Power told his wife Jane he would make £200 at the Derby, so he was as surprised as anyone to win five figures thanks to two straight forecasts and a 20/1 stake on Pour Moi in the day’s big race. “My tips are usually terrible,” he told The Capitalist. “I am a worse judge than Pontius Pilate.”
So far, so good – the only problem was that Power was halfway through a three-day stag party for his friend Normski McBrien that started at the Derby on Ladies Day on Friday.
By Sunday afternoon, Power’s entire winnings had been spent on hotels, champagne and a lock-in at O’Neill’s pub in Richmond that lasted until 9am yesterday after the landlord produced a good bottle of whisky.
“It seemed like a good idea at the time but I might regret it in the morning,” said Power of his £11k spending spree. “Easy come, easy go.”
DOWNTIME ABBEY
ALSO at the races were parties hosted by Betfair and Rank Group, while Luberon corporate financier Hugo Nash and John Morton, founder of European Wealth Management Group, cleaned out the bookies from City A.M.’s box thanks to tips from Paddy Power’s head of brand Adam Perrin.
Representing Investec were Bernard Kantor, the specialist bank’s global managing director, alongside global head of property Sam Hackner, joint chief executive David Van Der Walt and head of investment banking David Currie.
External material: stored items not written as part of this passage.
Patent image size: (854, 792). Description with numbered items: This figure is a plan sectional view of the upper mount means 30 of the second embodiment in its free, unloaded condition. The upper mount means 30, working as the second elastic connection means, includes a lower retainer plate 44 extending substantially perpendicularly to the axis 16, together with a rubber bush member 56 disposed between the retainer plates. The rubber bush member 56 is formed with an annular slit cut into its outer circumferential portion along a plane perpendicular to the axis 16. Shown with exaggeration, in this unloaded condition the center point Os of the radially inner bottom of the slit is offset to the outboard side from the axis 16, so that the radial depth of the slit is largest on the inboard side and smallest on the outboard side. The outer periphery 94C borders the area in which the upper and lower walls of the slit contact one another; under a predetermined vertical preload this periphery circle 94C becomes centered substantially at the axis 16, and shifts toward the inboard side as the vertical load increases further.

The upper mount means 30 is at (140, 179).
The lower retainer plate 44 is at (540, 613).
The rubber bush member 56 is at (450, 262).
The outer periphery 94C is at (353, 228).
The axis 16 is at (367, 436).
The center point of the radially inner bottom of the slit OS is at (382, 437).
Their guests included Downton Abbey actress Michelle Dockery, accompanied by the period drama’s writer Julian Fellowes, who talked plot twists with Jilly Cooper. Expect some even more eye-raising moments when the next instalment returns to our screens later this year.
BANKER BASHING
QUESTIONS will be asked at the Bank of England this morning, after their team failed to score a single goal in yesterday’s Diageo City Challenge football tournament.
The bank limped home in last place, outplayed by rival City institutions such as CNBC and the Times, which dominated the five-a-side tournament from start to finish, beating Reuters five-nil in the final after an unbroken winning run through the group stages.